So I was thinking about two games, both made by the same author, but one’s the first and the other is a sequel, and what if you had the player be able to transfer their game file from one game to the other? Like, all the items and such that the character is carrying within the game be able to transfer along with their save file to the next game? Has this already been done?
I can’t think of any off the top of my head that do it, but it’s definitely possible with Inform 7 and Glulx. It’s talked about in the documentation in chapter 22.10-22.13.
You can read and write data files with Inform, but I think Glulx is required, and I’m not sure if it would work in Parchment. But the data files are your own data, not savegames. You’d need to specify all the necessary state information yourself.
I think this question has come up in the forums before. Maybe try searching for it.
But if all you want is to keep track of items, what about just giving the player a code at the end of the first game and having them type in that code at the beginning of the second game? Assuming the set of items is fixed and not random, you could accomplish what you want without having to worry about files.
Another option is to ask a series of questions from the player at the start of the second part, like “Did you find the gold treasure?” and “Were you carrying the stuffed squirrel?” I seem to recall the Earth & Sky series did this.
You could even implement this idea with random items if you wanted to, but it would be a lot more work, and a lot more codes involved, lol. Maybe you could have a certain length digit…and a number of items…
like say 9 helms, 9 armours, 9 swords, 9 rings…what ever…
if you have sword 1 the first digit is 1
if you have helm 4 the second digit is 4
ring 6 third digit is 6
thus your code is 146…
I was thinking of doing a code like Jackson suggested; my idea would just be to give every item a unique number and assemble the code by just repeating through inventory and sticking them all together, with or without a separating character. Then you break the string up at the separating characters and add each item back into inventory. This would allow you to have any number of items as long as they’re numbered.

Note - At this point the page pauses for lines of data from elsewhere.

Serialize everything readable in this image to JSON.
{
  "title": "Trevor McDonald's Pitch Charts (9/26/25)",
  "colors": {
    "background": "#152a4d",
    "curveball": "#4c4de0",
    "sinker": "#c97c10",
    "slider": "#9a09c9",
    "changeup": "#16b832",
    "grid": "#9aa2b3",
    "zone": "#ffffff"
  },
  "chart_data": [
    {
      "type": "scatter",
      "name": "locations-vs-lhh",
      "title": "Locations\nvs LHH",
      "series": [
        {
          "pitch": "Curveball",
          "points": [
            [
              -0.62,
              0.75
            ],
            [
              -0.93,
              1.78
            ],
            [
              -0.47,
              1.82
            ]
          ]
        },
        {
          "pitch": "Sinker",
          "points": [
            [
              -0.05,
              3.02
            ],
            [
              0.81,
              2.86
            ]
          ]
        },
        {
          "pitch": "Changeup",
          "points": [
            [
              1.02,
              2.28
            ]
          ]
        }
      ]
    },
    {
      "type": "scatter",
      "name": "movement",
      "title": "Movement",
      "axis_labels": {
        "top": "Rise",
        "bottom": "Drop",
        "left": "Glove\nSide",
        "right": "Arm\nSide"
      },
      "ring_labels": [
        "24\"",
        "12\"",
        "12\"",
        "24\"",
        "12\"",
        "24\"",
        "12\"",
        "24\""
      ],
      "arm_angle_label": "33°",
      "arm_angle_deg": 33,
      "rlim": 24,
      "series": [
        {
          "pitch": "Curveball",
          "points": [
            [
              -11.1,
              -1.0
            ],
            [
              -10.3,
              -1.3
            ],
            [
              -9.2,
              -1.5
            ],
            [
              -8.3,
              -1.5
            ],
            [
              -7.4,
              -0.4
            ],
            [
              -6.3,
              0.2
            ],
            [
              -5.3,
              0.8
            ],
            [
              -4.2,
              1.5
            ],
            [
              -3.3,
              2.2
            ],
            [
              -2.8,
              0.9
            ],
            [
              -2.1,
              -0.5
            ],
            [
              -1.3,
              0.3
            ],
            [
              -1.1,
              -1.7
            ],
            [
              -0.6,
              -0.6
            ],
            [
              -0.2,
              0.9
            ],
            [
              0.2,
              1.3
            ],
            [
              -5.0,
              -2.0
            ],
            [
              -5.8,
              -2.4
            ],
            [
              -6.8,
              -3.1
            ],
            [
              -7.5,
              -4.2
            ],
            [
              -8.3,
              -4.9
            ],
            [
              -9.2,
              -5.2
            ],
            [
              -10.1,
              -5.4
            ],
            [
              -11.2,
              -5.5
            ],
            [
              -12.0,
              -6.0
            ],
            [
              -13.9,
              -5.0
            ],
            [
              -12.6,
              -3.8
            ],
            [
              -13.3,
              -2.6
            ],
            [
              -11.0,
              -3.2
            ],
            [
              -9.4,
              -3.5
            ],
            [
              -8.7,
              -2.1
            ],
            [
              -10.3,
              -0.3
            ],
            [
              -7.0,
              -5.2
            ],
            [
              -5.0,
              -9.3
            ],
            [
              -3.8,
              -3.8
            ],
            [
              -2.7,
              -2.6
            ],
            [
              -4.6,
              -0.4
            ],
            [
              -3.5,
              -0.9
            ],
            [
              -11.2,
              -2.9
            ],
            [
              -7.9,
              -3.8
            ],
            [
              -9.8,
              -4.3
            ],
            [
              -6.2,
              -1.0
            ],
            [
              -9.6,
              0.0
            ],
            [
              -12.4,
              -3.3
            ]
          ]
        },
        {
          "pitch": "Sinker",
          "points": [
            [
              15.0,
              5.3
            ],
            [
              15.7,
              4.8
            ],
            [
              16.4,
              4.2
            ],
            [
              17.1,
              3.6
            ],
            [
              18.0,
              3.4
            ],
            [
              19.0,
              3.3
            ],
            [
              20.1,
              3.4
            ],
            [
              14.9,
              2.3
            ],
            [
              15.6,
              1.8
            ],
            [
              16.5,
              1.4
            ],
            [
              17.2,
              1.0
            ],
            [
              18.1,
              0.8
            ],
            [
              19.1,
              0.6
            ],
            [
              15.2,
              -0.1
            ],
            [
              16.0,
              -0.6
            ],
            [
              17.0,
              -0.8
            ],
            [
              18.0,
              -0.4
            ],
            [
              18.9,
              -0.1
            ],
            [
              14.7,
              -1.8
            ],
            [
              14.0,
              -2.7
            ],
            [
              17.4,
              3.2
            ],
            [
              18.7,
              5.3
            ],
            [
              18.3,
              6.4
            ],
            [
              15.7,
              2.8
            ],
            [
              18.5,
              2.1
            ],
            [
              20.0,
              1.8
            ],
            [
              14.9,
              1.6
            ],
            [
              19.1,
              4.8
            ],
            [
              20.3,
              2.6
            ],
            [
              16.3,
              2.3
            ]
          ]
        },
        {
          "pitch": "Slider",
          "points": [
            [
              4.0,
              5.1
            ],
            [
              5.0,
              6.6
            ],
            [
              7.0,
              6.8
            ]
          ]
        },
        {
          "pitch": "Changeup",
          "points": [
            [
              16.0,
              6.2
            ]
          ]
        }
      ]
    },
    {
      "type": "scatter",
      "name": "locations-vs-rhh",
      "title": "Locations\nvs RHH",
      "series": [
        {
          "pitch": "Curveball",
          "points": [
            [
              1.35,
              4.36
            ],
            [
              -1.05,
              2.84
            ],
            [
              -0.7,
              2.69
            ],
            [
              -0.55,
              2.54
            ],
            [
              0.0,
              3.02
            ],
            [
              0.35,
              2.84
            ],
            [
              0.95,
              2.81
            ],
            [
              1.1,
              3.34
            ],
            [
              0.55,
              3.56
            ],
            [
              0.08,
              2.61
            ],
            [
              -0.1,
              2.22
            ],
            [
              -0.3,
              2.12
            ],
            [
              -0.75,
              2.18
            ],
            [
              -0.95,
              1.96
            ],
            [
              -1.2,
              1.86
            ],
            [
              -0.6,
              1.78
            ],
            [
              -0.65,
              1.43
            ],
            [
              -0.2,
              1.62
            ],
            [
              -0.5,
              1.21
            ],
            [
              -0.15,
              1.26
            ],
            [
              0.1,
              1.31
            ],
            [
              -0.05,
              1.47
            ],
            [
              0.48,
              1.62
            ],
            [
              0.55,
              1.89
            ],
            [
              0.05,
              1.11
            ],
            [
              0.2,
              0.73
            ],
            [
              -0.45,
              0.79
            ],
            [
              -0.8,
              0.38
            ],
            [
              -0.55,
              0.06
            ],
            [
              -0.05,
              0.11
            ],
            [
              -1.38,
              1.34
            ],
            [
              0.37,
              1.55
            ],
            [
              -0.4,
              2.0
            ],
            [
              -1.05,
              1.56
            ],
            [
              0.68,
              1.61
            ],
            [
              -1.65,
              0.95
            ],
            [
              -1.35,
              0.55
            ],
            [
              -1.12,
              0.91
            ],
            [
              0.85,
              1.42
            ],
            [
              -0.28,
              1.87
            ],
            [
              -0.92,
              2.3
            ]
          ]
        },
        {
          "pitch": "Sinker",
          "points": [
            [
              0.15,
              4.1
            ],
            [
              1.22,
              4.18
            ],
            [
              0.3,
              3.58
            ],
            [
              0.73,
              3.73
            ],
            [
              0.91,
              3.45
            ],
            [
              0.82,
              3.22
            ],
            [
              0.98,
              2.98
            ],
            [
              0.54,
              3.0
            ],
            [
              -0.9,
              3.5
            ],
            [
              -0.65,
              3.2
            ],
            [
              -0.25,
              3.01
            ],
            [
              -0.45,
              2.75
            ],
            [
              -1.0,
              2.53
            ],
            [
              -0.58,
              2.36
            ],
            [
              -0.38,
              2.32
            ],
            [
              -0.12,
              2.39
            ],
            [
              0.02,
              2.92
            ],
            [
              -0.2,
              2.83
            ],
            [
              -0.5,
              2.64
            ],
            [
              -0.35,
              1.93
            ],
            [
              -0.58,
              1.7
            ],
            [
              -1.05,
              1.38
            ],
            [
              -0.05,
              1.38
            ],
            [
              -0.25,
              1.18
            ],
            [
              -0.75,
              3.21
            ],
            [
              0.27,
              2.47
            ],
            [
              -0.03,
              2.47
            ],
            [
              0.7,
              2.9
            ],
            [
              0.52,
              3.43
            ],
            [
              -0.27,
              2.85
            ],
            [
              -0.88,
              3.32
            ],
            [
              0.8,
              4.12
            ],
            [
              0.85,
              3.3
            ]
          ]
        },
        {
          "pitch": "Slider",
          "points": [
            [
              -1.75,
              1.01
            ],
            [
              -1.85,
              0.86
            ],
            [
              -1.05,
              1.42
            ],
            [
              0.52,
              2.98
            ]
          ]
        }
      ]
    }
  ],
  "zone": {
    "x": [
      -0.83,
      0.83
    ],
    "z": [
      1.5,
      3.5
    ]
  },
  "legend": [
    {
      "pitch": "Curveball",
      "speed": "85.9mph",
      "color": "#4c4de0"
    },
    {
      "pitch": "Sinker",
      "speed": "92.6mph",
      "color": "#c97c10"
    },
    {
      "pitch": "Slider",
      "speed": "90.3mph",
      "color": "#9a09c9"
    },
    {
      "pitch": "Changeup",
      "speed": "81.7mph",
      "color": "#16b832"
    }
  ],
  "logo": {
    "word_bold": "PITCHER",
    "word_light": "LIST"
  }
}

Suggestion: You could use something like Base64 encoding to keep the string shorter. You could just do it “manually” - assign fix-length strings instead of numbers to your “flags” - it doesn’t have to be just objects, it could be other types of choices too. (Did the player damage his knee? Append “xh1” to the string, etc.)
Or here’s another wacky idea: to make up a list of generic codes like that and allow you to transfer characters between games in general!
pgm: player gender is male
pgf: player gender is female
wr0 - wr9: (player has a) weapon, ranged (wr0 is a rock, wr9 is the “BFG”)
wc0 - wc9: (player has a) weapon, cutting (0 is something reasonably sharp, 9 is some arcane super-sword).
rr0 : romantic relationship: the player has fallen for contestant #0.
ls0: the player has a light source (torch, flashlight, etc)
etc - I’m obviously just winging this.
Then every game would be responsible for importing a character (Jules:pgmwr3rr0) and interpreting the codes as applicable in that particular game (No fighting? Just ignore the weapons).
And when the game ends, export the code: (“To continue the game in another IF Transport-enabled game: enter this code at the beginning of play: ‘Jules:pgmwr3rr0’”.)
hey thanks for the advice guys
I’ll look throughout the forums and see what I can dig up.
frudster: That could be a totally fun idea for a minicomp. There could be an extension that handles the input and output strings and everyone has to write a compatible game.
Exquisite Corpse: the IF Comp.
See also Eamon.
Do people like this idea? Because I could try whipping up an extension to handle it if there’s some interest. I think it would be fun.